[
  {
    "id": "memory-tuning-positive-oom-smoke",
    "question": "Use the nemo-mbridge-perf-memory-tuning skill. For a Megatron Bridge Llama3 70B SFT run on 32x H100 with TP=4, PP=4, VPP=5, DP=2 that OOMs around 58.8 GB, what exact memory fix should I try first, and why should I not treat VPP, TP=8, or CPU offloading as the first fix?",
    "expected_skill": "nemo-mbridge-perf-memory-tuning",
    "expected_script": null,
    "ground_truth": "The answer should use the memory tuning skill and say the first fix is export PYTORCH_CUDA_ALLOC_CONF=expandable_segments:True because the measured Llama3 70B OOM was fragmentation, not raw capacity.
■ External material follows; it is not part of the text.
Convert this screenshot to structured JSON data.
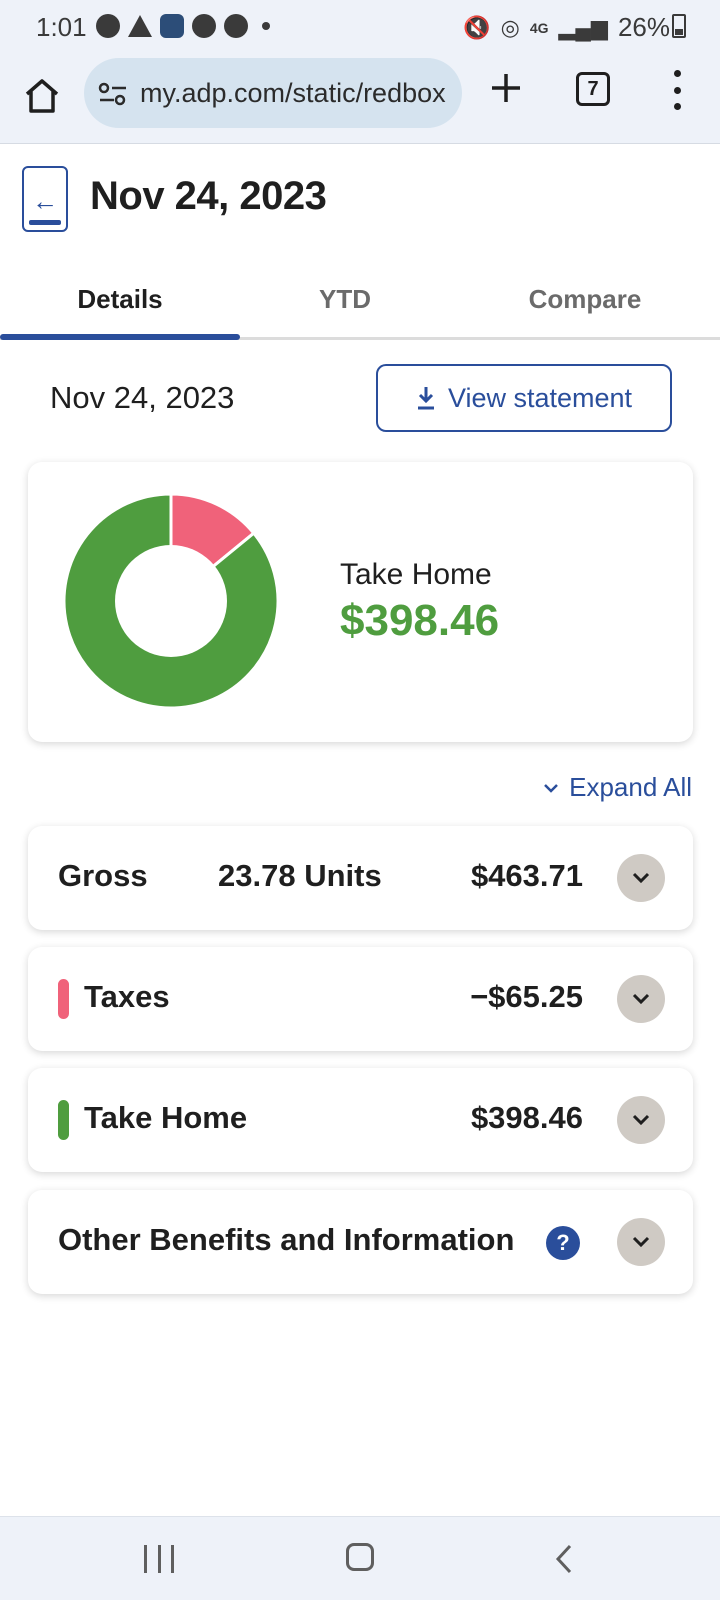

It should state that VPP is a throughput/pipeline-bubble knob and does not materially reduce peak memory, TP=8 is a last resort because it caused a severe throughput regression, PP=8 reduces memory but can lose DP and hurt throughput, and CPU offloading is blocked when pipeline_model_parallel_size > 1. It can mention activation recompute as a later option with throughput cost.",
    "expected_behavior": [
      "Read the nemo-mbridge-perf-memory-tuning skill before answering.",
      "Identify the measured OOM as a fragmentation-style memory problem.",
      "Recommend PYTORCH_CUDA_ALLOC_CONF=expandable_segments:True as the first fix.",
      "Explain why VPP is not a peak-memory fix.",
      "Warn that TP=8, PP=8, CPU offload, and activation recompute have specific throughput or compatibility costs."
    ]
  }
]